Lorsqu'il ouvrira ce soir, le 51e Festival de Berlin, le chancelier Schröder rappellera sans doute à quel point depuis un demi-siècle, la Berlinale est vécue par les habitants de la capitale comme un moment de réflexion. Une prise de température annuelle du cinéma, mais aussi «des incessants défis politiques qui n'ont cessé de secouer la manifestation, se répercutant sur l'appréciation des films». Il est certain que le Festival de Berlin est une caisse de résonance sensible, bien plus que Cannes et Venise.

Eviction

Il suffit d'y mettre les pieds, dès aujourd'hui et jusqu'au 18 février, pour mesurer l'écho qui fait déjà vibrer l'édition 2001: l'éviction du directeur artistique Moritz de Hadeln. L'affaire, datée d'avril dernier, n'est pas qu'une querelle interne: selon de Hadeln, il s'agit, ainsi qu'il le confiait à l'ATS vendredi, «de la décision purement politique d'un ministre qui n'est même plus en place». «Il voulait placer un de ses copains, je ne pouvais rien faire. Après, en septembre, j'ai été décoré de la Croix du mérite allemand…» Une médaille à laquelle s'ajoutent le dédommagement obtenu par de Hadeln devant la justice et les hommages qui s'affichent dans la Berlinale: un livre à la gloire du directeur sortant (lire ci-contre) et une curieuse sélection de films intitulés «Moritz's Favourites», sélection personnelle parmi les 700 films présentés en section officielle ces deux dernières décennies.

Le Festival se lira cette année, à travers ce prisme vengeur – s'il est prémédité autant qu'il y paraît. Il faut rappeler ici que son éviction est en grande partie due à la place grandissante qu'il accordait au cinéma d'Hollywood. Etait-il judicieux d'inviter en compétition l'an dernier La Plage, le mauvais film de Danny Boyle avec Leo DiCaprio?

Origine historique

Si le programme 2001 marque le pas (quatre américains contre huit l'an passé), l'origine historique du Festival de Berlin reste la véritable cause des tensions qui y existent. La Berlinale est née en 1951, à l'initiative des forces américaines. L'idée: créer une vitrine du «monde libre» à deux pas du bloc soviétique. Il fallut attendre 1974 pour y voir un film d'URSS et 1975 pour une œuvre est-allemande. Un équilibre avait fini par s'installer dans les derniers gels de la guerre froide. Mais le balancier hasardeux qui porte soudain une cinématographie aux nues est plutôt du côté des Etats-Unis (dix Ours d'or en vingt ans), depuis l'arrivée de Moritz de Hadeln et surtout depuis la réunification allemande. Réunification qui confère une portée symbolique plus forte à toute manifestation culturelle, de surcroît installée sur l'historique Potsdamerplatz, qui semble s'écarter de la voie médiane nécessaire au rapprochement des anciens blocs.

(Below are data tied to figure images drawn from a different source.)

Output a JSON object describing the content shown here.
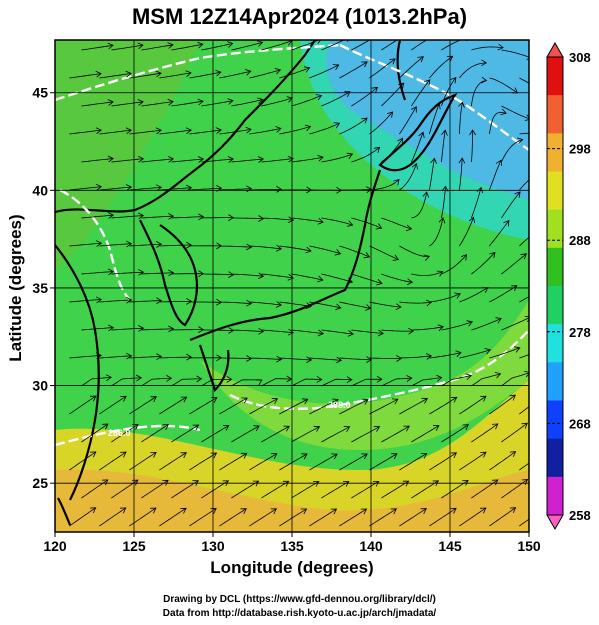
{
  "title": "MSM 12Z14Apr2024 (1013.2hPa)",
  "x_axis": {
    "label": "Longitude (degrees)",
    "range": [
      120,
      150
    ],
    "ticks": [
      120,
      125,
      130,
      135,
      140,
      145,
      150
    ]
  },
  "y_axis": {
    "label": "Latitude  (degrees)",
    "range": [
      22.5,
      47.7
    ],
    "ticks": [
      25,
      30,
      35,
      40,
      45
    ]
  },
  "colorbar": {
    "range": [
      258,
      308
    ],
    "ticks": [
      308,
      298,
      288,
      278,
      268,
      258
    ],
    "colors": [
      "#d020d0",
      "#1020a0",
      "#1040ff",
      "#20a0ff",
      "#20e0e0",
      "#20d060",
      "#30c020",
      "#a0e020",
      "#e0e020",
      "#f0b030",
      "#f06030",
      "#e01010"
    ]
  },
  "contour_labels": [
    "288.0",
    "286.0"
  ],
  "credits": [
    "Drawing by DCL (https://www.gfd-dennou.org/library/dcl/)",
    "Data from http://database.rish.kyoto-u.ac.jp/arch/jmadata/"
  ]
}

Cette perspective fait comprendre combien les choix 2001 de Moritz de Hadeln, aussi provocateurs qu'ils paraissent, cherchent à casser le réflexe des camps distincts. C'est ainsi qu'il demande, pour la première fois dans l'histoire des festivals européens, à un patron de studio hollywoodien démissionnaire (Bill Mechanic, ex patron de la Fox) de présider le jury. Les hommages cinéphiles sont donc consacrés à des hommes qui ont échappé à l'enfermement d'un système: Stanley Kubrick, Kirk Douglas et surtout Fritz Lang. Ce dernier, né en Autriche, jeune globe-trotter, grand blessé de 14-18, puis cinéaste à Berlin et exilé à Paris le soir où Goebbels lui offre la direction du cinéma allemand: Hitler, qui vient de visionner Metropolis, a tranché d'un «Voici l'homme qui créera le cinéma national-socialiste.» Paris, donc, puis aller simple, ou presque, pour Hollywood.

Comme pour marquer une dernière fois cet aller-retour USA-Berlin, Moritz de Hadeln réservera une soirée événement à une copie restaurée de Metropolis. Un choix sans ambiguïté, tout comme celui du film d'ouverture, ce soir: Enemy at the Gates de Jean-Jacques Annaud, reconstitution de la bataille de Stalingrad tournée en partie dans les studios Babelsberg de Berlin, avec des acteurs majoritairement américains.